Oscar Pistorius - Reeva Steenkamp

La mia casa è stata violata due volte nel corso della mia vita. Ho sospettato gli zingari, perché in coincidenza si erano stabiliti degli accampamenti nelle vicinanze, ma è solo un mio pregiudizio. Non ho mai fatto l’esperienza di trovarmi di fronte ad un intruso in casa mia. Se accadesse, non so come reagirei. Forse cercherei di interloquire, forse cercherei di difendermi anche preventivamente, se sospettassi intenzioni aggressive da parte sua, contro di me o i miei parenti. Nel caso, me ne assumerei la responsabilità.

Non ho mai posseduto un arma, nè mai pensato di averla. Non credo mi darebbe più sicurezza. Dovrei essere in grado di prenderla al momento giusto, saperla usare, avere il coraggio di usarla, sperare che l’altro non sia armato e più abile di me. Perciò, non mi rassicurano quei politici che manifestano per dire che la difesa non è mai eccessiva. Allo stato compete proteggere i suoi cittadini, non delegargli il compito di improvvisarsi giustizieri di se stessi.

Fascisti e leghisti fanno il loro brutto mestiere, anche in questi giorni dopo l’omicidio (difensivo?) di Vaprio, mentre Enrico Costa (NCD), sottosegretario alla giustizia, vuole consentire alla legittima difesa anche l’eccesso, perché i ladri oggi sono più violenti. Non è chiaro se il sottosegretario parli generalizzando dei casi o avendo dei dati a supporto.

Se la criminalità cambia, il legislatore ha il dovere di cambiare le pene, ma senza venire meno ai principi. Dev’essere chiaro che non c’è il diritto alla vendetta. Per essere espliciti, se uno insegue il ladro in strada e gli spara, non potrà mai essere considerata una legittima difesa. Se si spara in casa perché si teme per la propria incolumità o libertà, ci si può pensare. Ahimè non è più il tempo in cui bastava accendere la luce per far scappare il ladro.

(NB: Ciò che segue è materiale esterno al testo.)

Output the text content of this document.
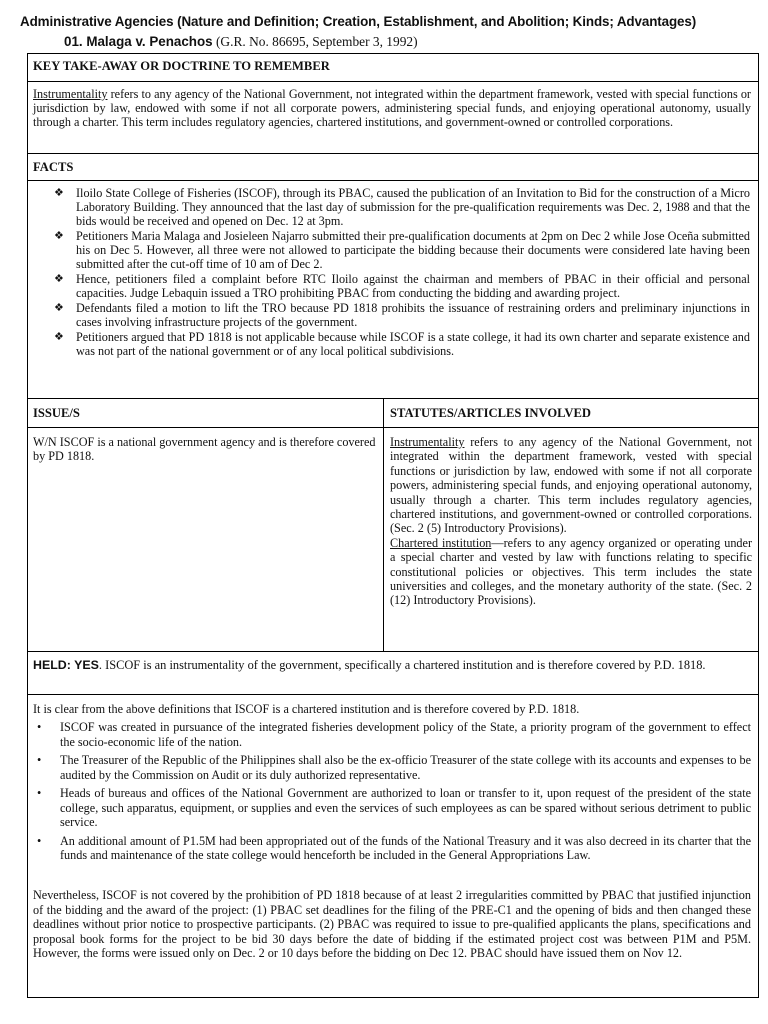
Administrative Agencies (Nature and Definition; Creation, Establishment, and Abolition; Kinds; Advantages)
01. Malaga v. Penachos (G.R. No. 86695, September 3, 1992)
KEY TAKE-AWAY OR DOCTRINE TO REMEMBER
Instrumentality refers to any agency of the National Government, not integrated within the department framework, vested with special functions or jurisdiction by law, endowed with some if not all corporate powers, administering special funds, and enjoying operational autonomy, usually through a charter. This term includes regulatory agencies, chartered institutions, and government-owned or controlled corporations.
FACTS
❖ Iloilo State College of Fisheries (ISCOF), through its PBAC, caused the publication of an Invitation to Bid for the construction of a Micro Laboratory Building. They announced that the last day of submission for the pre-qualification requirements was Dec. 2, 1988 and that the bids would be received and opened on Dec. 12 at 3pm.
❖ Petitioners Maria Malaga and Josieleen Najarro submitted their pre-qualification documents at 2pm on Dec 2 while Jose Oceña submitted his on Dec 5. However, all three were not allowed to participate the bidding because their documents were considered late having been submitted after the cut-off time of 10 am of Dec 2.
❖ Hence, petitioners filed a complaint before RTC Iloilo against the chairman and members of PBAC in their official and personal capacities. Judge Lebaquin issued a TRO prohibiting PBAC from conducting the bidding and awarding project.
❖ Defendants filed a motion to lift the TRO because PD 1818 prohibits the issuance of restraining orders and preliminary injunctions in cases involving infrastructure projects of the government.
❖ Petitioners argued that PD 1818 is not applicable because while ISCOF is a state college, it had its own charter and separate existence and was not part of the national government or of any local political subdivisions.
ISSUE/S	STATUTES/ARTICLES INVOLVED
W/N ISCOF is a national government agency and is therefore covered by PD 1818.
Instrumentality refers to any agency of the National Government, not integrated within the department framework, vested with special functions or jurisdiction by law, endowed with some if not all corporate powers, administering special funds, and enjoying operational autonomy, usually through a charter. This term includes regulatory agencies, chartered institutions, and government-owned or controlled corporations. (Sec. 2 (5) Introductory Provisions).
Chartered institution—refers to any agency organized or operating under a special charter and vested by law with functions relating to specific constitutional policies or objectives. This term includes the state universities and colleges, and the monetary authority of the state. (Sec. 2 (12) Introductory Provisions).
HELD: YES. ISCOF is an instrumentality of the government, specifically a chartered institution and is therefore covered by P.D. 1818.
It is clear from the above definitions that ISCOF is a chartered institution and is therefore covered by P.D. 1818.
• ISCOF was created in pursuance of the integrated fisheries development policy of the State, a priority program of the government to effect the socio-economic life of the nation.
• The Treasurer of the Republic of the Philippines shall also be the ex-officio Treasurer of the state college with its accounts and expenses to be audited by the Commission on Audit or its duly authorized representative.
• Heads of bureaus and offices of the National Government are authorized to loan or transfer to it, upon request of the president of the state college, such apparatus, equipment, or supplies and even the services of such employees as can be spared without serious detriment to public service.
• An additional amount of P1.5M had been appropriated out of the funds of the National Treasury and it was also decreed in its charter that the funds and maintenance of the state college would henceforth be included in the General Appropriations Law.
Nevertheless, ISCOF is not covered by the prohibition of PD 1818 because of at least 2 irregularities committed by PBAC that justified injunction of the bidding and the award of the project: (1) PBAC set deadlines for the filing of the PRE-C1 and the opening of bids and then changed these deadlines without prior notice to prospective participants. (2) PBAC was required to issue to pre-qualified applicants the plans, specifications and proposal book forms for the project to be bid 30 days before the date of bidding if the estimated project cost was between P1M and P5M. However, the forms were issued only on Dec. 2 or 10 days before the bidding on Dec 12. PBAC should have issued them on Nov 12.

La destra al governo ha già esteso il concetto di legittima difesa proporzionata all’offesa nel 2006, ammettendo anche l’uso di armi da fuoco legittimamente detenute al fine di difendere la propria o altrui incolumità; i beni propri o altrui, quando non vi è desistenza e vi è pericolo d’aggressione. La nuova norma (art. 52 cp modificato) ha messo sullo stesso piano la propria incolumità e i propri beni. La vita del ladro può valere meno dei beni di cui vuole appropriarsi. Ciò nonostante, dopo nove anni, la sicurezza percepita dei cittadini non sembra essere aumentata ed ora si sollecita una legittima difesa ancora più discrezionale fino a rimuovere l’ipotesi di reato. Il messaggio è deteriore.

Lo stato dice ai cittadini: armatevi e difendetevi. Negli Stati uniti la diffusione delle armi è molto sostentuta dal mito dell’autodifesa e negli ultimi otto anni vi sono state quindici stragi.

Il domicilio diventa una zona franca, il padrone può decidere la pena di morte sugli intrusi. Anche su quelli che scambia per tali? Oscar Pistorius uccise in casa sua la fidanzata Reeva Steenkamp, dichiarando di averla scambiata per un ladro; è stato creduto e condannato a cinque anni solo per omicidio colposo, dopo un anno è già libero, ma con i propositi legislativi e le giustificazioni di contesto della nostra destra, forse se la sarebbe cavata persino meglio.

Il rapporto tra domiciliato e intruso entra in una spirale di reciproca prevenzione di offesa e difesa, dove ad avere la meglio tante volte saranno gli intrusi, più preparati a delinquere.

La sicurezza aumenta in una cultura nella quale alla vita e alla incolumità si riconosce valore. Se le stesse autorità o chi si candida ad assumersene la responsabilità trasmettono un messaggio svalorizzante, come in un film western, la vita e l’incolumità di tutti sono più a rischio.